Certains affirment que les drogues douces sont moins dangereuses que le tabac ou l’alcool: qu’en pensez-vous?
Ce n’est pas mon avis. Par expérience, je peux affirmer que la plupart des toxicomanes ont commencé par le cannabis, puis l’ont petit-à-petit mélangé avec l’alcool et d’autres substances. Si la consommation récréative et occasionnelle de cannabis peut être sans risques, elle peut aussi rapidement faire sombrer dans l’addiction et la consommation de drogues dures, c’est un engrenage bien connu. J’ajoute que la consommation régulière de cannabis ou autres prétendues «drogues douces» peut avoir de graves conséquences sur la santé; elle attaque l’appareil respiratoire et peut engendrer chez certains enfants prédisposés des problèmes de schizophrénie et une diminution de l’immunité. Enfin, et ce n’est pas le moindre, conduire sous leur emprise multiplie par deux le risque d’accident de la route. Attention donc à ne pas les banaliser.
Un manque cruel de données chiffrées
Que pouvez-vous nous dire sur des actions menées dans d’autres pays?
En général, les expériences menées ça et là plaident non pas pour une dépénalisation mais pour une régularisation contrôlée. Dans des pays voisins, par exemple, où règne un certain laxisme quant à l’application des lois, on observe une explosion de la consommation ces dernières années, ce qui constitue un véritable problème sociétal. Au Yémen, où un psychotrope comparable au haschich, le Kat, est tout-à-fait licite et en vente libre, la plupart des habitants le cultivent dans leur jardin et le mâchent du matin au soir! Enfin, je note qu’en Hollande, jusqu’ici paradis incontesté des fumeurs de haschich, l’heure est à un retour en arrière et à la réduction du nombre de points de vente spécialisés. La société dans son ensemble demande à revenir sur la dépénalisation et sur le fait de fournir la drogue aux jeunes de façon presque automatique. Mais un livre ne suffirait pas à faire le tour de cette question.

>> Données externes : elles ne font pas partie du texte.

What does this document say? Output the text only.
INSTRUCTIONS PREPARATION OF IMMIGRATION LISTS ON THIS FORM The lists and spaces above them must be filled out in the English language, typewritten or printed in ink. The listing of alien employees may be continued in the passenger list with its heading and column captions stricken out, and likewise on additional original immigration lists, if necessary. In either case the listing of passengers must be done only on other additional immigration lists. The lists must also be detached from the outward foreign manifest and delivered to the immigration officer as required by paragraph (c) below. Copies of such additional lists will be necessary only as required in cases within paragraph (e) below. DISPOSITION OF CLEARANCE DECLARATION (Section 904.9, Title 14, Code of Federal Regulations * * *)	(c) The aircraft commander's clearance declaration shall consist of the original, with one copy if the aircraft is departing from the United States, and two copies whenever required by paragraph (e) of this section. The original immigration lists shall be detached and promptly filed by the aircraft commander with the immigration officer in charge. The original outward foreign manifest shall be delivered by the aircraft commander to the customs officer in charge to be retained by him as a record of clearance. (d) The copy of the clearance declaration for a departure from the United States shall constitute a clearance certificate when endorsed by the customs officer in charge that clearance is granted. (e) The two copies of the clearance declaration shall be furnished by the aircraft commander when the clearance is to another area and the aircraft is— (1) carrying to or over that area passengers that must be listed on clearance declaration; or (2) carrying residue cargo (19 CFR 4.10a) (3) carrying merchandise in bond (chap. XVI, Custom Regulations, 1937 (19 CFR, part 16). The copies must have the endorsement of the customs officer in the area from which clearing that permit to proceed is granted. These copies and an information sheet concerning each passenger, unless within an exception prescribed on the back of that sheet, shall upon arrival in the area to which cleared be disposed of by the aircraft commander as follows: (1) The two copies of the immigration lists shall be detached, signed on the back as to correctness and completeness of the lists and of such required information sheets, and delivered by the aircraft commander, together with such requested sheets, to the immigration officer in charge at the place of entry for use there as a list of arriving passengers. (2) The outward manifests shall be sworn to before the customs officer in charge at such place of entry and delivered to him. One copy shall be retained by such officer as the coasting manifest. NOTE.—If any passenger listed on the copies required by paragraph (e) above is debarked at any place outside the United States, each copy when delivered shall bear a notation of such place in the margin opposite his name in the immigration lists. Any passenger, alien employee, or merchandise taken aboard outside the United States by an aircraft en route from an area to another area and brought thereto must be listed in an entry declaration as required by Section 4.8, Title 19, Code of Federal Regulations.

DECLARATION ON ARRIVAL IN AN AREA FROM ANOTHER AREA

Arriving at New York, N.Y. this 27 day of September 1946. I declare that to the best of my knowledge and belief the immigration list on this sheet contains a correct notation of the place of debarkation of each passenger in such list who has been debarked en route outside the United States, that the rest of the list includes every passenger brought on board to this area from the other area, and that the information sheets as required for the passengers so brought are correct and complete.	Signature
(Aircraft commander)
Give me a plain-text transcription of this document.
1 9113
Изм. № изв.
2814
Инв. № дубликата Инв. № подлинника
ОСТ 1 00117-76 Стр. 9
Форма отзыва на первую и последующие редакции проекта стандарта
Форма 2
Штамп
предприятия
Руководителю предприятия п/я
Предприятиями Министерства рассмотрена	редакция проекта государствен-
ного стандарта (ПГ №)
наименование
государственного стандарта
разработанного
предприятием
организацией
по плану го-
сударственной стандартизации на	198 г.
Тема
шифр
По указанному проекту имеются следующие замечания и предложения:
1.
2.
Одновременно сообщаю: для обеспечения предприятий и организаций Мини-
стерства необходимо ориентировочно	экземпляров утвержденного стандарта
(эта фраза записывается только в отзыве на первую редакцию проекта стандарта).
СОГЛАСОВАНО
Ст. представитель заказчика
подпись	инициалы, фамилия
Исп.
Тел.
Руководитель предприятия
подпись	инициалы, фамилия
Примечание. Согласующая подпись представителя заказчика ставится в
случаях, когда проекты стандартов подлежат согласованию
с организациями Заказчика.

Que préconisez-vous donc en matière de toxicomanie en Tunisie?
Tout d’abord, une stratégie globale de lutte contre la drogue doit prendre en compte l’ensemble des indicateurs sanitaires, économiques et sociaux, et doit être élaborée dans le cadre d’une politique de santé globale. Mais comme nous manquons cruellement de données chiffrées sur la situation de notre pays, ceci doit constituer une première étape. Ensuite, l’accent doit être mis sur la communication et la prévention, mais aussi sur l’accueil et le soutien des toxicomanes qui sont trop souvent livrés à eux-mêmes. Et dans tous les cas, cette question doit être placée tout en haut de la pile des dossiers à traiter par nos politiques et par nos institutions sanitaires.